Magnetic anisotropy of LSMO/NGO films with different domain structures. (a), (d) Schematic illustrations of the LSMO films grown on $\mathrm{NGO}{\left(110\right)}_{\mathrm{Or}}$ and $\mathrm{NGO}{\left(001\right)}_{\mathrm{Or}}$ substrates with the in-plane axes denoted. (b), (e) Magnetic hysteresis loops ($M\text{−}H$ curves) measured at 100 K from the above LSMO/$\mathrm{NGO}{\left(110\right)}_{\mathrm{Or}}$ and LSMO/$\mathrm{NGO}{\left(001\right)}_{\mathrm{Or}}$ films with the applied field along the in-plane axes which are perpendicular with respect to each other, as indicated by the arrows in (a), (d). The strong paramagnetic background from the NGO substrates is subtracted. (c), (f) The corresponding magnetic anisotropy energy extracted from the $M\text{−}H$ curves.

Figure 7

Orbital occupancy probed by x-ray absorption spectroscopy. (a), (b) X-ray linear dichroism of Mn $L_{2,3}$ edge of LSMO films grown on $\mathrm{NGO}{\left(110\right)}_{\mathrm{Or}}$ and $\mathrm{NGO}{\left(001\right)}_{\mathrm{Or}}$ substrates, respectively. The integrating range for ALD is colored in gray.
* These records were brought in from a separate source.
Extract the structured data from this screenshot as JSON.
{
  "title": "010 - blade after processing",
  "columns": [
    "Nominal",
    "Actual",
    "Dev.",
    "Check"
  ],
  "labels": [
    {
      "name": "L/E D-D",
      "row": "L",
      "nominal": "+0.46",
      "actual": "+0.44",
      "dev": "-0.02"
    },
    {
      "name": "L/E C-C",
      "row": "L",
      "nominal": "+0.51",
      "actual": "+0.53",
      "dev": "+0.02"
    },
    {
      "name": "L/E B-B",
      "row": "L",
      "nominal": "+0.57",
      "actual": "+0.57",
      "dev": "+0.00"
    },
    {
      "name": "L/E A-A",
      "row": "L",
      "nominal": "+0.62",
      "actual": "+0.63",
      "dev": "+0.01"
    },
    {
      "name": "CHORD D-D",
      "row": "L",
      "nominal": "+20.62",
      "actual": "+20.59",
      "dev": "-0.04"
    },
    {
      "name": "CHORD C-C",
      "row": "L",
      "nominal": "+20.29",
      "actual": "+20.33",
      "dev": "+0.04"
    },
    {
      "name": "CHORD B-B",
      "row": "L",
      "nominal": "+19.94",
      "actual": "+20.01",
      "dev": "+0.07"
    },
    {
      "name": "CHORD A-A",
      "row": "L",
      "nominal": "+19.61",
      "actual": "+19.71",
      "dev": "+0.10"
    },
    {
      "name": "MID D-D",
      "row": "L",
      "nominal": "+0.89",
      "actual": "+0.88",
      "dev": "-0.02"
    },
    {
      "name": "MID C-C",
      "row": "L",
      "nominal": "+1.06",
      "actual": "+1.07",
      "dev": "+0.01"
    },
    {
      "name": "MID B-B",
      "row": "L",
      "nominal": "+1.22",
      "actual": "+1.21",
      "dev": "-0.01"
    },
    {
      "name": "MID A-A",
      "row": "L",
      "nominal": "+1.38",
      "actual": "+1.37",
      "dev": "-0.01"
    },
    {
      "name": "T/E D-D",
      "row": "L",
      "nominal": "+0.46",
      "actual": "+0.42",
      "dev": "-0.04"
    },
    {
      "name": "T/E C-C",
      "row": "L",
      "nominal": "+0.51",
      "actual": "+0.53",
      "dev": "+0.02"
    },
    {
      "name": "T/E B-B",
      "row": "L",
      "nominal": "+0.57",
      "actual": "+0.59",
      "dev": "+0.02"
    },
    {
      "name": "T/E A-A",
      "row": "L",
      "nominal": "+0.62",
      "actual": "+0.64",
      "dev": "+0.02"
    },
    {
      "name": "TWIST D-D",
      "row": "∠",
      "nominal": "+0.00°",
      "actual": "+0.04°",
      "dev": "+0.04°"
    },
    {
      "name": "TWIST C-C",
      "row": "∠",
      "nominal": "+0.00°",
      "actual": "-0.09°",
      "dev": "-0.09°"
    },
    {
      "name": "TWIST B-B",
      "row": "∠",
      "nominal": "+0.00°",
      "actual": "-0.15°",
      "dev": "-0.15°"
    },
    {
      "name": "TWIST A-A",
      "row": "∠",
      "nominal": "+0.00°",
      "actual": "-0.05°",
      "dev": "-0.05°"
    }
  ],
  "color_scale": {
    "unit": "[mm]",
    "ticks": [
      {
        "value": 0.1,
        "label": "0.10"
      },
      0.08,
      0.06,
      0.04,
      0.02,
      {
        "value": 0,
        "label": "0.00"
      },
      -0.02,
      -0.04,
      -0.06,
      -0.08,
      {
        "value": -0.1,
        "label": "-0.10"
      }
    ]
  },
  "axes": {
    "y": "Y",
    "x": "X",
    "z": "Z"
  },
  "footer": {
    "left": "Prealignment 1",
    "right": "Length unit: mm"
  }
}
All XLDs were measured at 300 K. (c), (d) Integrated linear dichroism from 649–659 eV normalized by the $\left(I_{\mathrm{in}}+I_{\mathrm{out}}\right)$ for LSMO films, $\mathrm{ALD}=\left(I_{\mathrm{in}}-I_{\mathrm{out}}\right)/\left(I_{\mathrm{in}}+I_{\mathrm{out}}\right)\times 100\%$. The corresponding MAE are also included for reference.